Both a thousand miles from home, Marc Linit and his wife, Sue, show traces of their New York roots in their Columbia kitchen. While the meals have changed over time, “the culture of cooking and getting family together around a table has remained constant,” Linit said. The pair met in the Mizzou Rec Center and bonded when they realized they grew up just 12 miles from one another in the Empire State, somewhat of a rarity in Mid-Missouri. So much so, that Linit often jokes in agricultural conferences that he is from a “Dutch farming community in the East,” frequently finding himself alone in not conforming to the Midwestern build.
So just how did a young man from Brooklyn become the interim dean of the MU College of Agriculture, Food and Natural Resources? Well, it all started with a tree.
Out of Linit’s second-story, childhood apartment window in Flatbush, Brooklyn, sat a maple tree. Providing a literal breath of fresh air in a densely populated area, Linit would watch the tree’s leaves dance in the wind, changing colors in the autumn and budding in the spring. In the summers, he and his parents and his older sister, Roni, spent their time in upstate New York in the Catskill Mountains. Linit welcomed the opportunity to get out of the city and explore.
The appreciation he gathered for nature led him to pursue his master’s in Forestry at the University of Maine. After that, his love for the woods drew him to an unexpected job — studying the southern pine beetle at the University of Arkansas. His work as a research tech there quickly became the foundation of his Ph.D. work, opening the door for teaching.
“If you would have told me that I could teach courses in insect ecology and continue my research, that would be exactly what I wanted to do,” Linit said. He applied for an open spot in forest entomology at the University of Missouri in 1980, getting the job. He quickly moved up the ranks over the years.
Starting as an associate professor, Linit now serves as interim dean of the college. Although he had to relinquish his role as a professor, which he truly loved, the position does not come without its perks.
“I care deeply about the college and look forward to helping the next administration get their feet on the ground,” Linit said. After he helps the new leadership adjust though, Linit will retire.
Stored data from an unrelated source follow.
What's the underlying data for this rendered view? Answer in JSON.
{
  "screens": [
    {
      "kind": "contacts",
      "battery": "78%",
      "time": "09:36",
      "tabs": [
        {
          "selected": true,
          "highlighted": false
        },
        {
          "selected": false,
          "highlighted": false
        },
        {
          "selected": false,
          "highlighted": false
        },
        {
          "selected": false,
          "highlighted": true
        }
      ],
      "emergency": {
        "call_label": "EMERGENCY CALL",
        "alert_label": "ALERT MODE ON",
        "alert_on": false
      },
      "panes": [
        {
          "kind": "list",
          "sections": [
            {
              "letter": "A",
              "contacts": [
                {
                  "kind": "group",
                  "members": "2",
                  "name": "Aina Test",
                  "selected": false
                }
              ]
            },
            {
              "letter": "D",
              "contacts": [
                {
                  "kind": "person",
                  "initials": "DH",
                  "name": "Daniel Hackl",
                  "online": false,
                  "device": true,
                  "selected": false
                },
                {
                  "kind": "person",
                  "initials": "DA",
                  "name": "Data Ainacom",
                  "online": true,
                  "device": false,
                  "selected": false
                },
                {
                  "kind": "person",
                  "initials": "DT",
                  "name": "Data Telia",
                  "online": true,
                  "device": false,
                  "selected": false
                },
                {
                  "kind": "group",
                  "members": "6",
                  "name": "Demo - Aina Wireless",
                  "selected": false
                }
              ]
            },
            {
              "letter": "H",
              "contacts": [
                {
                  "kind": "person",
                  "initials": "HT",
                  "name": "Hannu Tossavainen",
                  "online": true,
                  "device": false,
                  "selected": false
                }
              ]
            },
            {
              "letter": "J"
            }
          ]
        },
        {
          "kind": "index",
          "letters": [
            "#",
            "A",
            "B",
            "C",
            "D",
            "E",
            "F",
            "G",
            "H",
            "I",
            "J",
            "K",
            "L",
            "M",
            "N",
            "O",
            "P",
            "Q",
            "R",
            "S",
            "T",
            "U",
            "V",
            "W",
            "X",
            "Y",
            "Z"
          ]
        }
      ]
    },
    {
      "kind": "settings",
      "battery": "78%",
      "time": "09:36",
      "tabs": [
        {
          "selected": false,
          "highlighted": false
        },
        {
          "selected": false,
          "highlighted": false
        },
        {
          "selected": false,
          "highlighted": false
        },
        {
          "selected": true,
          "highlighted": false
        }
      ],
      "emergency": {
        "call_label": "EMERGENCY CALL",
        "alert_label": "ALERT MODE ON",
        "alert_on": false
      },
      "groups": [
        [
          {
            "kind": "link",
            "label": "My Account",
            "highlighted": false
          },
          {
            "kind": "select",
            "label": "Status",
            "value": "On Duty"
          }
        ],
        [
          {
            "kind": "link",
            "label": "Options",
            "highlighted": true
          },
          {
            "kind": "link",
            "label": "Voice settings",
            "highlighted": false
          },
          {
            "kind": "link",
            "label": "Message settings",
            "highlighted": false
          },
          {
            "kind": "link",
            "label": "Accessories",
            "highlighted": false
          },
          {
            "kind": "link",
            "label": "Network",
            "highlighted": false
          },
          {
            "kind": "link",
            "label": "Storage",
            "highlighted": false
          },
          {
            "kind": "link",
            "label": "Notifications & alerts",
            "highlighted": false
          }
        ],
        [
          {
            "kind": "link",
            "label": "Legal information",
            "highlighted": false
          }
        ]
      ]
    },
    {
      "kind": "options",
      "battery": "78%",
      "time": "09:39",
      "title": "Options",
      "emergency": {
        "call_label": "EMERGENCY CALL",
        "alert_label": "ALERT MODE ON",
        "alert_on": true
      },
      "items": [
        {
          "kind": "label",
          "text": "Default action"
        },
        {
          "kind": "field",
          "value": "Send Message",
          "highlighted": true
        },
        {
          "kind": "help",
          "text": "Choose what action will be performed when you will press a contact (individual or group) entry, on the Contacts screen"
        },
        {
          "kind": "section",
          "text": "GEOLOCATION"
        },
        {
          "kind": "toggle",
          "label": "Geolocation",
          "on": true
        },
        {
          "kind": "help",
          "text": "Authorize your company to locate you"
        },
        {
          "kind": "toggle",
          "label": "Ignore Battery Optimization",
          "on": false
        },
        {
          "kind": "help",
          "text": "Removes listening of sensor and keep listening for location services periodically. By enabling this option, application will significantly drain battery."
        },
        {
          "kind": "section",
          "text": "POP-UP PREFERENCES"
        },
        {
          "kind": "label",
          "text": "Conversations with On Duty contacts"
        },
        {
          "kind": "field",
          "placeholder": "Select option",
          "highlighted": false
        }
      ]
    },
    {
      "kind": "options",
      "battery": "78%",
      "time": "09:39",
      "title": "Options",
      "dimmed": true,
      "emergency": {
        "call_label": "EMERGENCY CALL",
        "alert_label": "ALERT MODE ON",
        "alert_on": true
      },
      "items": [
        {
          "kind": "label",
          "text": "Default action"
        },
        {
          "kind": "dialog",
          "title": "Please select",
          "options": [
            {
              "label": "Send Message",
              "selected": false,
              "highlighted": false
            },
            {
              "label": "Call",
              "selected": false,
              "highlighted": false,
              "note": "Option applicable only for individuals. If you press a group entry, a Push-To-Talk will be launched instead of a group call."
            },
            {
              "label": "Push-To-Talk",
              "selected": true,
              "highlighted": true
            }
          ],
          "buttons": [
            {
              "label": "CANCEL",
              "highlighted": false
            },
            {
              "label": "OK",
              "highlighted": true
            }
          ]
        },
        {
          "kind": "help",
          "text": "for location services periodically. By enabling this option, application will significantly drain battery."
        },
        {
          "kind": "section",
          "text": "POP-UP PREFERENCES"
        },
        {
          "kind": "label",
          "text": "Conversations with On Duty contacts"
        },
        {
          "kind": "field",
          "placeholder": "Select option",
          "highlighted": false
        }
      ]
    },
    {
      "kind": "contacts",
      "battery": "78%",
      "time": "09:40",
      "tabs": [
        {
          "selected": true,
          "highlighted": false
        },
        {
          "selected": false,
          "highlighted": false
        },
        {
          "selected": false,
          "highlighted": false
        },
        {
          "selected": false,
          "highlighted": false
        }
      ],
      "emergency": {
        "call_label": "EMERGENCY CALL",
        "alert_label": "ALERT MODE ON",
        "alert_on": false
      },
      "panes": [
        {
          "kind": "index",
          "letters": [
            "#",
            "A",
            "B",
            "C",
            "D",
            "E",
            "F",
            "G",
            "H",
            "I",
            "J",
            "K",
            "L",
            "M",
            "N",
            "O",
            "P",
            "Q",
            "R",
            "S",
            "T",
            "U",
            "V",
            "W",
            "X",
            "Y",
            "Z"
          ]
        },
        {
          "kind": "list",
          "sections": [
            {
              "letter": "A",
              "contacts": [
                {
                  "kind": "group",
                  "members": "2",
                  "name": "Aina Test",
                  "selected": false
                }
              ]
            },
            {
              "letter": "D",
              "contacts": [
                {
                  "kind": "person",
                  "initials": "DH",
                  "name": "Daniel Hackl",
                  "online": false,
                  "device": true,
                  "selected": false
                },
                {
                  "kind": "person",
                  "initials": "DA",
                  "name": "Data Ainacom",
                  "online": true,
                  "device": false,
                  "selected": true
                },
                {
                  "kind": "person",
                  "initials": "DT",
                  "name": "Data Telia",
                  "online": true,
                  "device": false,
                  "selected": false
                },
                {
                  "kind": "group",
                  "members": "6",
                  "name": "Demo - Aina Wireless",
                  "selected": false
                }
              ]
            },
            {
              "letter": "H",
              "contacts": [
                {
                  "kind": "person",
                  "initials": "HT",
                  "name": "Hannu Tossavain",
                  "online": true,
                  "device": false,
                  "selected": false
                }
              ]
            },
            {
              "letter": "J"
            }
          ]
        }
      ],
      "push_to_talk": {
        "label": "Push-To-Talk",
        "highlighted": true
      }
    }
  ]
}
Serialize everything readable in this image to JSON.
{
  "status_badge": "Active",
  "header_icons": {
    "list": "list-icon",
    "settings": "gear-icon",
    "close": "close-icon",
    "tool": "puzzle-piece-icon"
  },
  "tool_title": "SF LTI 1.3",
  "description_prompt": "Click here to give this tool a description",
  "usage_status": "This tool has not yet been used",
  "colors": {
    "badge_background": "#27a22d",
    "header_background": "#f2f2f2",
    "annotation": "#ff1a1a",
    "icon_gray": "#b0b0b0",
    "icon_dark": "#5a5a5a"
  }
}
When he finally has some free time, Linit hopes to travel frequently, volunteer and catch up on his reading, because the reading he does now, “is mostly emails, and not the good stuff,” Linit said.
Still, these days, Linit resides in his eighth or ninth office in the Agriculture Building, performing all the tasks that his former friend and colleague, Dean Thomas Payne, used to do. It’s a job he never sought, but still performs with pride. Linit’s mother, who passed away earlier this year, was thrilled upon hearing of his promotion.
“It was a very sweet moment, being able to tell her before she died,” Linit said.